The U.S. Bureau of Labor Statistics recently published unemployment data for March, indicating that most of the country is continuing to dig out from the Great Recession. Of the 49 major metropolitan areas in the U.S. (those with at least 1 million residents in 2000), the unemployment rate dropped in 45, held steady in one, and rose in just three. Chicago, Memphis, and Indianapolis were the three cities to experience rising unemployment in their metropolitan areas. By contrast, the unemployment rate declined by 2% or more in three metro areas, all of which are in Florida: Tampa, Orlando, and Jacksonville.

The biggest losers
In March, the biggest year-over-year jump in unemployment occurred in the Chicago metropolitan area, where the unemployment rate rose from 9% to 9.5%. This uptick parallels the worsening employment situation in Illinois more generally, as I discussed last month. In some parts of the U.S., the unemployment rate is rising because -- counterintuitively -- people are feeling better about their job prospects and thus returning to the labor force. However, this is not quite true for the Chicago metro area.  While the Chicago area's labor force did grow from 4.87 million last March to 4.9 million this year, the region also lost more than 12,000 jobs in that time span, leading to this year's higher unemployment rate.

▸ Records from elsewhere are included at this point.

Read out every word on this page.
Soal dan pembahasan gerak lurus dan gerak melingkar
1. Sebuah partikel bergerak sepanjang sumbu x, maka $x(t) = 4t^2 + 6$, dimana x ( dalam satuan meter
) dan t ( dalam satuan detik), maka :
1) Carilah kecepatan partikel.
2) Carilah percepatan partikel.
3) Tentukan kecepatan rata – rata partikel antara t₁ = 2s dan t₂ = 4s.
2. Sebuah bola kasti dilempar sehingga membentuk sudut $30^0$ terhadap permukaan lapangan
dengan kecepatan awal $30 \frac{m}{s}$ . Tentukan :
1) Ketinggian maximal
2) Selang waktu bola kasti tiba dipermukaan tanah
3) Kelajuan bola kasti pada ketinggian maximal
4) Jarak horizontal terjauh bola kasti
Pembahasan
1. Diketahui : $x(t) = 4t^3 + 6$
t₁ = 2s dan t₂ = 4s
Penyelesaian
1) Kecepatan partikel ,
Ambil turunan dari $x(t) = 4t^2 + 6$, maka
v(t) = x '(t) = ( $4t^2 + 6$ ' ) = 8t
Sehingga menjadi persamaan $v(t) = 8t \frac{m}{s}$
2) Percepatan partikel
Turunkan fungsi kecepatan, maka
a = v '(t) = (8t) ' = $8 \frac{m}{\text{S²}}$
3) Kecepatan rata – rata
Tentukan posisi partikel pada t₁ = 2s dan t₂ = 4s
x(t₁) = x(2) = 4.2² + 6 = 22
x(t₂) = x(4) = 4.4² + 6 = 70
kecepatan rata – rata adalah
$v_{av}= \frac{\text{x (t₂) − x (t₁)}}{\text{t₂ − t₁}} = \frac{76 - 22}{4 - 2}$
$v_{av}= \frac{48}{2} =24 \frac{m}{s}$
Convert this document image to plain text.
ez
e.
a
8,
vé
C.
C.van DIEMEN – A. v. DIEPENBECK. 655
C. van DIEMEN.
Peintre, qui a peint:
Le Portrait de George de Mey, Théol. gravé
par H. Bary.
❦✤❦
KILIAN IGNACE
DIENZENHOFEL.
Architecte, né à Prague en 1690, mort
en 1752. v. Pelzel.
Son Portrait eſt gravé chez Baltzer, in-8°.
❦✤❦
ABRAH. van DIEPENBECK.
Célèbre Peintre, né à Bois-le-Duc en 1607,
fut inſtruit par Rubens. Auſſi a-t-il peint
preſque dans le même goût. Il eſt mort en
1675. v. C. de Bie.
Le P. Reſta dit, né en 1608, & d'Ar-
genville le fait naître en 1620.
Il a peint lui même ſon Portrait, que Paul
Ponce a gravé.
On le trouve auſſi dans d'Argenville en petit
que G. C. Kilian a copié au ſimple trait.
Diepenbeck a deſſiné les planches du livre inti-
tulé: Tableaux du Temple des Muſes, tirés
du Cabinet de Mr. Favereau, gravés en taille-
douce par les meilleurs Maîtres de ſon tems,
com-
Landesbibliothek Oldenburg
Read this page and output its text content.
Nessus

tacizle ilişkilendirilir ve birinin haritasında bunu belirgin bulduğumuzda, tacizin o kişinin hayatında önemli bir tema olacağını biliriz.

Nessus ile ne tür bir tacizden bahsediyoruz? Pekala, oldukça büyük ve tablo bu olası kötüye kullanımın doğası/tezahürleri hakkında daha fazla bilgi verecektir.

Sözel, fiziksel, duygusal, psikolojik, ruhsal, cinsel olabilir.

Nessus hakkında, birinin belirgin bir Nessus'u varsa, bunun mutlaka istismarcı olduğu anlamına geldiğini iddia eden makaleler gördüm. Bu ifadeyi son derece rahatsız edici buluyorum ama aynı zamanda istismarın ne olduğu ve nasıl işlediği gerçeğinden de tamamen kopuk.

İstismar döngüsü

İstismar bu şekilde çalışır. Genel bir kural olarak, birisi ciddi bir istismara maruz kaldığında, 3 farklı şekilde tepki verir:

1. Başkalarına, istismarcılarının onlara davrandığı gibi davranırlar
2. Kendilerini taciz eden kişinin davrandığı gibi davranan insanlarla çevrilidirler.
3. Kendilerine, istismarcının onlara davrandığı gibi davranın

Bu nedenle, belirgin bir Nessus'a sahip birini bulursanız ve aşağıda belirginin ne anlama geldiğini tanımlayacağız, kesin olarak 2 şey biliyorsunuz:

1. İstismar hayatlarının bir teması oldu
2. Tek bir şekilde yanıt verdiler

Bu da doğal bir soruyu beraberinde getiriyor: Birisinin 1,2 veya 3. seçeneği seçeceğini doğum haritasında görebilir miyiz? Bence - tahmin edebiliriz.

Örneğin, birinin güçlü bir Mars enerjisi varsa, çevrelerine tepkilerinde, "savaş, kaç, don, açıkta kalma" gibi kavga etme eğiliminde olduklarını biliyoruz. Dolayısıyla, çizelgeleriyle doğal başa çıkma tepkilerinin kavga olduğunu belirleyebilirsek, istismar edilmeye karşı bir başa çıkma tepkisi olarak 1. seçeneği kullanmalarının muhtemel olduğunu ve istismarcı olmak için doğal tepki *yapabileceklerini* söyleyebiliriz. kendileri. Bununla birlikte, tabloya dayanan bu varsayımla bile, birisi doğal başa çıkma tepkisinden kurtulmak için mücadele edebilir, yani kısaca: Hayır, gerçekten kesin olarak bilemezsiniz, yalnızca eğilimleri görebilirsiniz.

Memphis and Indianapolis suffered smaller increases in the unemployment rate of 0.2% each. The Memphis labor force contracted by approximately 2,000, as people either moved away or gave up looking for work. However, employment dropped even faster, as the metro area lost more than 3,000 jobs in the past year. Memphis may be in for more hard times in the next year. FedEx (NYSE:FDX), the area's largest employer, recently embarked on a major cost-cutting campaign that includes significant job cuts. FedEx's actions will help the company boost its efficiency as it faces a slowdown in demand, but it could have a major impact on the Memphis economy, because FedEx directly supplies nearly 5% of the region's jobs. FedEx has already offered buyouts to a variety of employees, who will leave the company beginning later this month and continuing through the rest of the year. FedEx has also deferred hiring for many open positions, depressing job creation.

By contrast, the Indianapolis metropolitan area has gained more than 2,000 jobs over the past year. Unemployment still rose by 0.2% in that period, because the labor force grew by more than 6,000. While job growth is clearly sluggish in the region, Indianapolis is still in better shape than Chicago or Memphis, since job growth is still positive.

The biggest winners
While a few major cities are experiencing rising unemployment and many others are recovering slowly, three of Florida's four major metro areas took the top spots in terms of year-over-year improvement for March. In the Jacksonville metropolitan area, unemployment declined by 2 percentage points, from 8.5% to 6.5%. The unemployment rate dropped by 2.1 percentage points (from 8.7% to 6.6%) in the Orlando metro area. Lastly, the Tampa Bay area saw the most improvement in the country, with the unemployment rate falling 2.2 percentage points, from 9.1% to 6.9%. Whereas all three of these metro areas had an unemployment rate above the national average of 8.2% in March, 2012, all three were below the national average of 7.6% in March, 2013.

Foolish bottom line
While there is always debate about why some areas prosper more than others, it is telling that the three most-improved metropolitan areas were all in Florida. In part, this could be the result of rebounding tourist demand. However, it's possible that recently implemented government policies in Florida designed to improve worker training and promote an investment-friendly business climate are working. In reality, Florida's rapid improvement can probably be attributed to a combination of these factors and pure luck. Whatever the cause of Florida's strong job growth, residents are surely glad that they're finally pulling out of the recession, unlike the Chicago and Memphis metro areas.